On BananaBanana we flattened that. One Omni Flash generation costs $1.00 regardless of what length the model picks, and an edit costs the same $1.00 because it's a full re-render. Nano Banana 2 Lite, which launched the same day, runs $0.03 per image here (Google's API rate is $0.034 for a 1K image). Full price list is on the pricing section.
Is a dollar per clip good value? For a sound-on draft that would otherwise need a video generation pass plus separate audio work, probably yes. For silent b-roll, no. Veo 3.1 Fast makes cheaper silent clips with exact durations.
Should you use Omni Flash or Veo 3.1?
Short version: they split the work, but not along the "draft vs final" line you might expect.
One thing to know before choosing: the quality gap between them isn't really about resolution. Veo 3.1 renders motion and physics more convincingly. Water behaves, fabric folds where it should, objects collide instead of ghosting through each other. Omni Flash gets these right often, not reliably, and on some clips you'll notice it without looking for it.
Pick Veo 3.1 when you need a real 4K export, an exact clip length (you set whole seconds, 4 to 8; fractions aren't a thing), silent output, extension later, or control over both the first and the last frame. That last pair is underrated: feed the same image as first and last frame and you get a seamless loop, which is the entire trick behind looping background video. It's the production tool for anything widescreen or physics-heavy.
Pick Omni Flash when the destination is a phone screen. For TikTok, Shorts or Reels, 720p is honestly all the platform preserves after its own compression, sound arrives baked into the same $1 pass, and conversational editing beats re-prompting from scratch while you chase the idea. In that lane it's not the sketching tool. It's simply the better pick.
My personal workflow after two days: for widescreen client work I still rough the concept out in Omni Flash for $1 a take, then redo the keeper in Veo at final quality. For a vertical clip that's going straight to social, the Omni take often ships as is.

Both models are live in the BananaBanana generator, so you can compare them on the same prompt without writing a line of code or setting up a Google Cloud project.
FAQ
What is gemini-omni-flash-preview?
It's the API model id for Gemini Omni Flash, Google's conversational video generation model released in public preview on June 30, 2026. It generates and edits 720p, 3–10 second clips with audio through the Interactions API.

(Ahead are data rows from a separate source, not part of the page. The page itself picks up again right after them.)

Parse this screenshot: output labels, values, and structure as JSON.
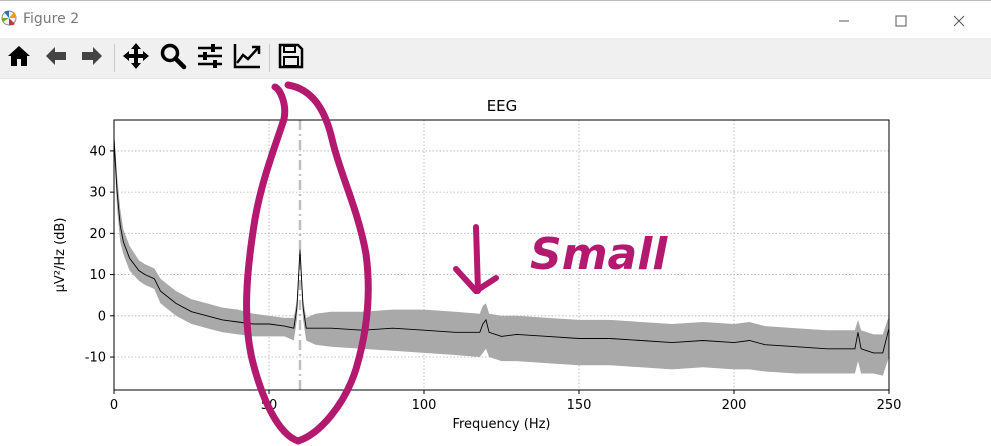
{
  "window": {
    "title": "Figure 2",
    "controls": [
      "minimize-icon",
      "maximize-icon",
      "close-icon"
    ]
  },
  "toolbar": {
    "buttons": [
      {
        "name": "home",
        "icon": "home-icon"
      },
      {
        "name": "back",
        "icon": "arrow-left-icon"
      },
      {
        "name": "forward",
        "icon": "arrow-right-icon"
      },
      {
        "name": "pan",
        "icon": "move-icon"
      },
      {
        "name": "zoom",
        "icon": "magnifier-icon"
      },
      {
        "name": "subplots",
        "icon": "sliders-icon"
      },
      {
        "name": "edit-axes",
        "icon": "line-chart-icon"
      },
      {
        "name": "save",
        "icon": "floppy-disk-icon"
      }
    ]
  },
  "annotation": {
    "text": "Small",
    "color": "#b3196e",
    "shapes": [
      "ellipse around 60 Hz peak",
      "down arrow"
    ]
  },
  "chart_data": {
    "type": "line",
    "title": "EEG",
    "xlabel": "Frequency (Hz)",
    "ylabel": "µV²/Hz (dB)",
    "xlim": [
      0,
      250
    ],
    "ylim": [
      -18,
      47.5
    ],
    "xticks": [
      0,
      50,
      100,
      150,
      200,
      250
    ],
    "yticks": [
      -10,
      0,
      10,
      20,
      30,
      40
    ],
    "grid": true,
    "line_color": "#000000",
    "band_color": "#a9a9a9",
    "marker_line": {
      "x": 60,
      "color": "#bfbfbf",
      "style": "dash-dot"
    },
    "series": [
      {
        "x": [
          0,
          1,
          2,
          3,
          5,
          8,
          10,
          13,
          15,
          20,
          25,
          30,
          35,
          40,
          45,
          50,
          55,
          58,
          59,
          60,
          61,
          62,
          65,
          70,
          80,
          90,
          100,
          110,
          118,
          119,
          120,
          121,
          125,
          130,
          140,
          150,
          160,
          170,
          180,
          190,
          200,
          205,
          210,
          220,
          230,
          239,
          240,
          241,
          245,
          248,
          250
        ],
        "values": [
          43,
          30,
          22,
          18,
          14,
          11,
          10,
          9,
          6,
          3,
          1,
          0,
          -1,
          -1.5,
          -2,
          -2,
          -2.5,
          -3,
          2,
          16,
          2,
          -3,
          -3,
          -3,
          -3.5,
          -3,
          -3.5,
          -4,
          -4,
          -2,
          -1,
          -4,
          -5,
          -4.5,
          -5,
          -5.5,
          -5.5,
          -6,
          -6.5,
          -6,
          -6.5,
          -6,
          -7,
          -7.5,
          -8,
          -8,
          -4,
          -8,
          -9,
          -9,
          -3
        ],
        "upper": [
          45,
          34,
          26,
          21,
          17,
          13.5,
          12.5,
          11.5,
          9,
          6,
          4,
          3,
          2,
          1.5,
          0.5,
          0,
          -0.5,
          -0.5,
          4,
          17,
          4,
          -0.5,
          0.5,
          1,
          1,
          1.5,
          1.5,
          1,
          0.5,
          2.5,
          3,
          0.5,
          0,
          0,
          -0.5,
          -1,
          -1,
          -1.5,
          -2,
          -1.5,
          -2,
          -1.5,
          -2.5,
          -3,
          -3.5,
          -3.5,
          -1,
          -3.5,
          -4.5,
          -4.5,
          0
        ],
        "lower": [
          40,
          26,
          18,
          15,
          11,
          8.5,
          7.5,
          6.5,
          3,
          0,
          -2,
          -3,
          -4,
          -4.5,
          -5,
          -5,
          -5,
          -6,
          -1,
          14,
          -1,
          -6,
          -7,
          -7.5,
          -8,
          -8.5,
          -9,
          -9.5,
          -10,
          -9,
          -8,
          -10,
          -11,
          -11,
          -11.5,
          -12,
          -12,
          -12.5,
          -13,
          -12.5,
          -13,
          -13,
          -13.5,
          -14,
          -14,
          -14,
          -11,
          -14,
          -14,
          -14.5,
          -10
        ]
      }
    ]
  }
}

Can Gemini Omni Flash generate 1080p or 4K video?
No. The API outputs 720p at 24 fps only. Google Flow renders at 720p by default as well; its 1080p and 4K versions are offered at the download step on Veo renders. If you need a genuine high-res export, use Veo 3.1.

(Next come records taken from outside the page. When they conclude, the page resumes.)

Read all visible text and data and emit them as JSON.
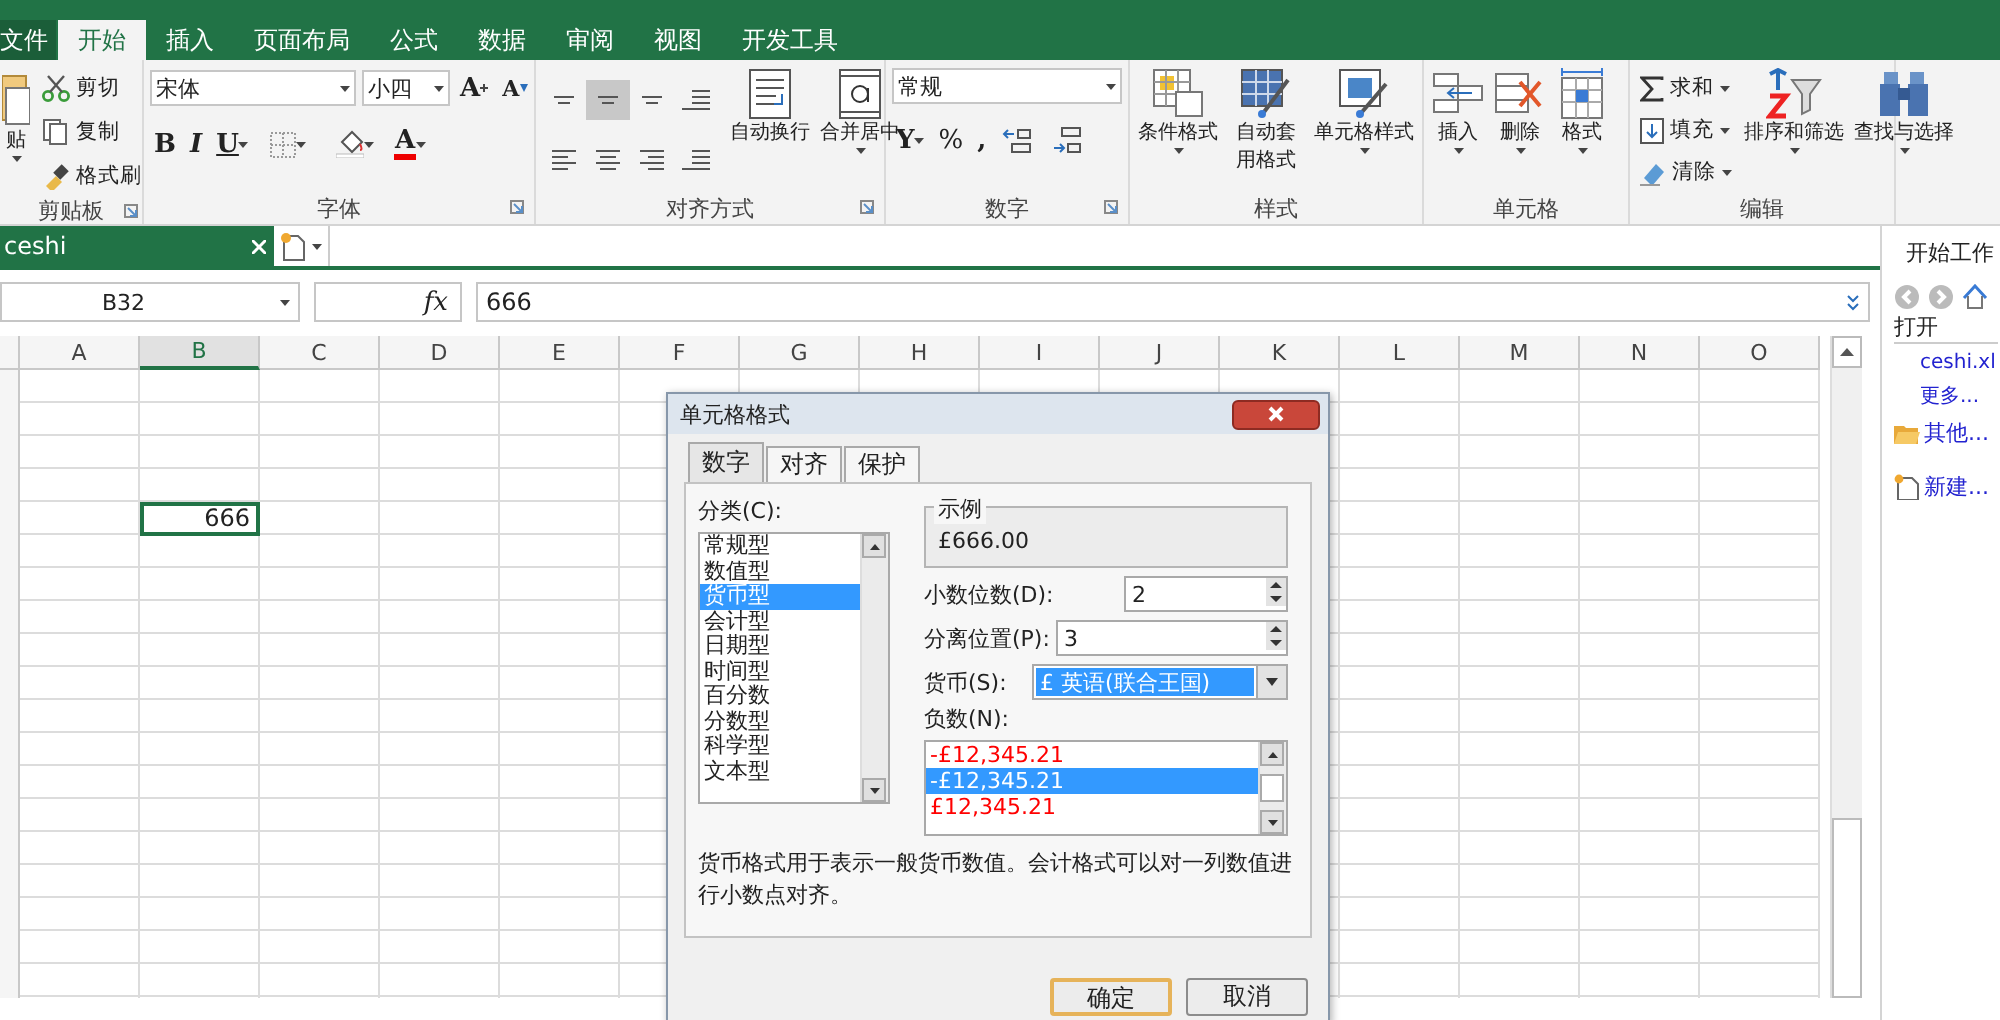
{
  "ribbon_tabs": [
    {
      "label": "文件",
      "selected": false,
      "kind": "file"
    },
    {
      "label": "开始",
      "selected": true,
      "kind": "tab"
    },
    {
      "label": "插入",
      "selected": false,
      "kind": "tab"
    },
    {
      "label": "页面布局",
      "selected": false,
      "kind": "tab"
    },
    {
      "label": "公式",
      "selected": false,
      "kind": "tab"
    },
    {
      "label": "数据",
      "selected": false,
      "kind": "tab"
    },
    {
      "label": "审阅",
      "selected": false,
      "kind": "tab"
    },
    {
      "label": "视图",
      "selected": false,
      "kind": "tab"
    },
    {
      "label": "开发工具",
      "selected": false,
      "kind": "tab"
    }
  ],
  "ribbon": {
    "clipboard": {
      "title": "剪贴板",
      "paste": "贴",
      "cut": "剪切",
      "copy": "复制",
      "painter": "格式刷"
    },
    "font": {
      "title": "字体",
      "font_name": "宋体",
      "font_size": "小四",
      "grow": "A",
      "shrink": "A",
      "bold": "B",
      "italic": "I",
      "underline": "U",
      "font_color": "A"
    },
    "alignment": {
      "title": "对齐方式",
      "wrap": "自动换行",
      "merge": "合并居中"
    },
    "number": {
      "title": "数字",
      "format": "常规",
      "currency": "Y",
      "percent": "%",
      "comma": ","
    },
    "styles": {
      "title": "样式",
      "conditional": "条件格式",
      "autoformat": "自动套用格式",
      "cell_styles": "单元格样式"
    },
    "cells": {
      "title": "单元格",
      "insert": "插入",
      "delete": "删除",
      "format": "格式"
    },
    "editing": {
      "title": "编辑",
      "sum": "求和",
      "fill": "填充",
      "clear": "清除",
      "sort": "排序和筛选",
      "find": "查找与选择"
    }
  },
  "document_tabs": [
    {
      "label": "ceshi",
      "selected": true
    }
  ],
  "formula_bar": {
    "name_box": "B32",
    "function_label": "fx",
    "value": "666"
  },
  "sheet": {
    "columns": [
      {
        "label": "A",
        "selected": false
      },
      {
        "label": "B",
        "selected": true,
        "active_value": "666"
      },
      {
        "label": "C",
        "selected": false
      },
      {
        "label": "D",
        "selected": false
      },
      {
        "label": "E",
        "selected": false
      },
      {
        "label": "F",
        "selected": false
      },
      {
        "label": "G",
        "selected": false
      },
      {
        "label": "H",
        "selected": false
      },
      {
        "label": "I",
        "selected": false
      },
      {
        "label": "J",
        "selected": false
      },
      {
        "label": "K",
        "selected": false
      },
      {
        "label": "L",
        "selected": false
      },
      {
        "label": "M",
        "selected": false
      },
      {
        "label": "N",
        "selected": false
      },
      {
        "label": "O",
        "selected": false
      }
    ]
  },
  "dialog": {
    "title": "单元格格式",
    "tabs": [
      {
        "label": "数字",
        "selected": true
      },
      {
        "label": "对齐",
        "selected": false
      },
      {
        "label": "保护",
        "selected": false
      }
    ],
    "category_label": "分类(C):",
    "categories": [
      {
        "label": "常规型",
        "selected": false
      },
      {
        "label": "数值型",
        "selected": false
      },
      {
        "label": "货币型",
        "selected": true
      },
      {
        "label": "会计型",
        "selected": false
      },
      {
        "label": "日期型",
        "selected": false
      },
      {
        "label": "时间型",
        "selected": false
      },
      {
        "label": "百分数",
        "selected": false
      },
      {
        "label": "分数型",
        "selected": false
      },
      {
        "label": "科学型",
        "selected": false
      },
      {
        "label": "文本型",
        "selected": false
      }
    ],
    "sample_label": "示例",
    "sample_value": "£666.00",
    "decimals_label": "小数位数(D):",
    "decimals_value": "2",
    "separator_label": "分离位置(P):",
    "separator_value": "3",
    "currency_label": "货币(S):",
    "currency_value": "£ 英语(联合王国)",
    "negative_label": "负数(N):",
    "negatives": [
      {
        "label": "-£12,345.21",
        "selected": false,
        "kind": "red"
      },
      {
        "label": "-£12,345.21",
        "selected": true,
        "kind": "plain"
      },
      {
        "label": "£12,345.21",
        "selected": false,
        "kind": "red"
      }
    ],
    "description": "货币格式用于表示一般货币数值。会计格式可以对一列数值进行小数点对齐。",
    "buttons": [
      {
        "label": "确定",
        "kind": "default"
      },
      {
        "label": "取消",
        "kind": "normal"
      }
    ]
  },
  "task_pane": {
    "title": "开始工作",
    "open_label": "打开",
    "links": [
      {
        "label": "ceshi.xl",
        "kind": "file"
      },
      {
        "label": "更多...",
        "kind": "more"
      },
      {
        "label": "其他...",
        "kind": "folder"
      },
      {
        "label": "新建...",
        "kind": "new"
      }
    ]
  }
}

Can I set the video duration in the Omni Flash API?
No. There's no duration parameter; the model picks anything from 3 to 10 seconds based on your prompt. Mentioning pacing in the prompt nudges it, but nothing guarantees an exact length.
Does Omni Flash always generate audio?
Yes, every clip includes a generated soundtrack and there's no flag to disable it. Describe the audio you want (or ask for "quiet ambient room tone") directly in the prompt.
Can Omni Flash extend or interpolate existing videos?
No. According to Google's documentation, video extension and interpolation aren't supported in the preview API. Conversational editing of a previous generation is the only way to iterate on a clip.